To register, go to the Publons web page. When you register, you will receive and email with a link to complete your registration. If you have previously established a Web of Science or EndNote Online account, that should be recognized as part of the registration process.

When your account is established, you can link it to your ORCID id (and exchange data with ORCID), view or add publications, or view your citation metrics. NOTE: With citation metrics, only articles from Web of Science with citation data are included in the calculations. So this tool will be most useful for those in scientific disciplines whose publications are well represented in Web of Science.

To add publications:

  1. Sign in to your Publons profile and select "Publications" under the "My records" section
  2. Choose "Import Publications." You can then choose to sync your account with your ORCID profile so that it automatically adds any of your works already in your ORCID profile. You can add works individually by searching their DOI.
  3. You can also choose to import publication information from Web of Science, EndNote, or as an RIS file. 

Google Scholar Profile

Google Scholar profiles have become another popular way to create an online profile for academics. To create one, you need to have a Google account. Once you're signed in to your Google account, go to Google Scholar and select "My profile," following the prompts to create a profile. Google Scholar will prompt you to have articles automatically added to your profile. However, Google Scholar is not always able to differentiate works written by you and someone else with your name or initials, so it's generally best to review them first and then select which ones to add to your profile.

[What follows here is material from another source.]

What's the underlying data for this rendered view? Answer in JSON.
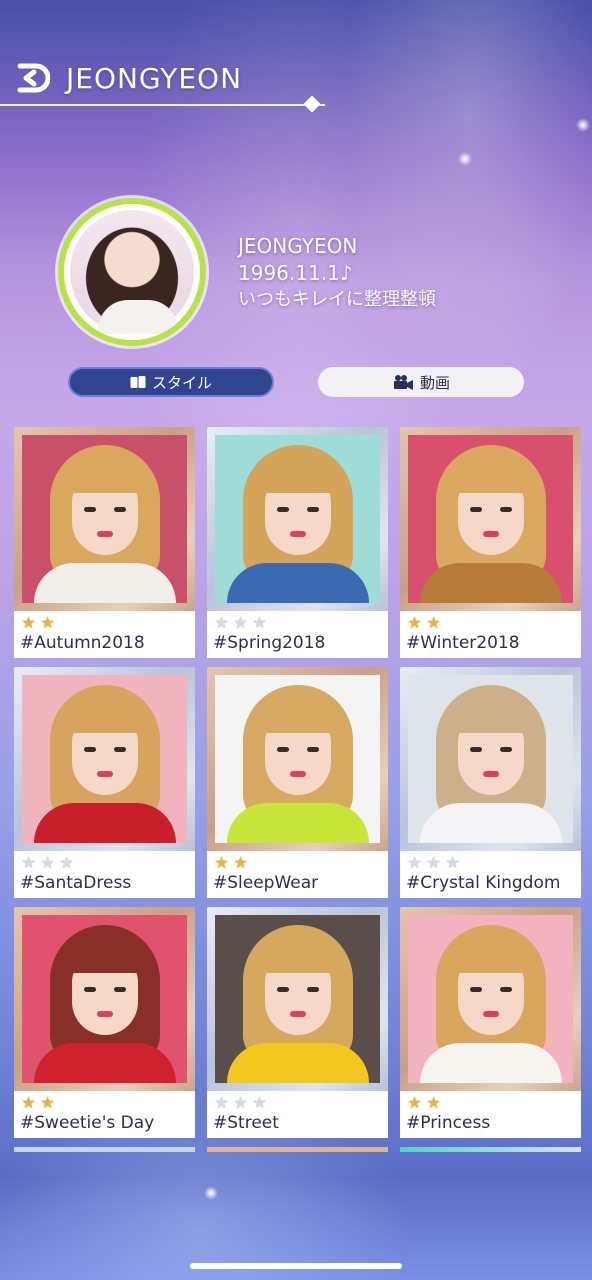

After you've created your profile, you can view all your works and see how many citations they've received under the "Cited by" column. Google Scholar does not always automatically find all your works; to add them manually, select the plus sign icon and then choose "Add article manually." You will then see several types you can input, such as journal, conference, and chapter. You can then fill out the fields to create a record for your work. One problem with that is it does not provide any fields to create a link to your article.

Google Scholar will also provide you the opportunity to verify your account by entering and confirming your university email address. You can also add collaborators if they have a Google Scholar profile, as well as view your H index as tracked by Google Scholar.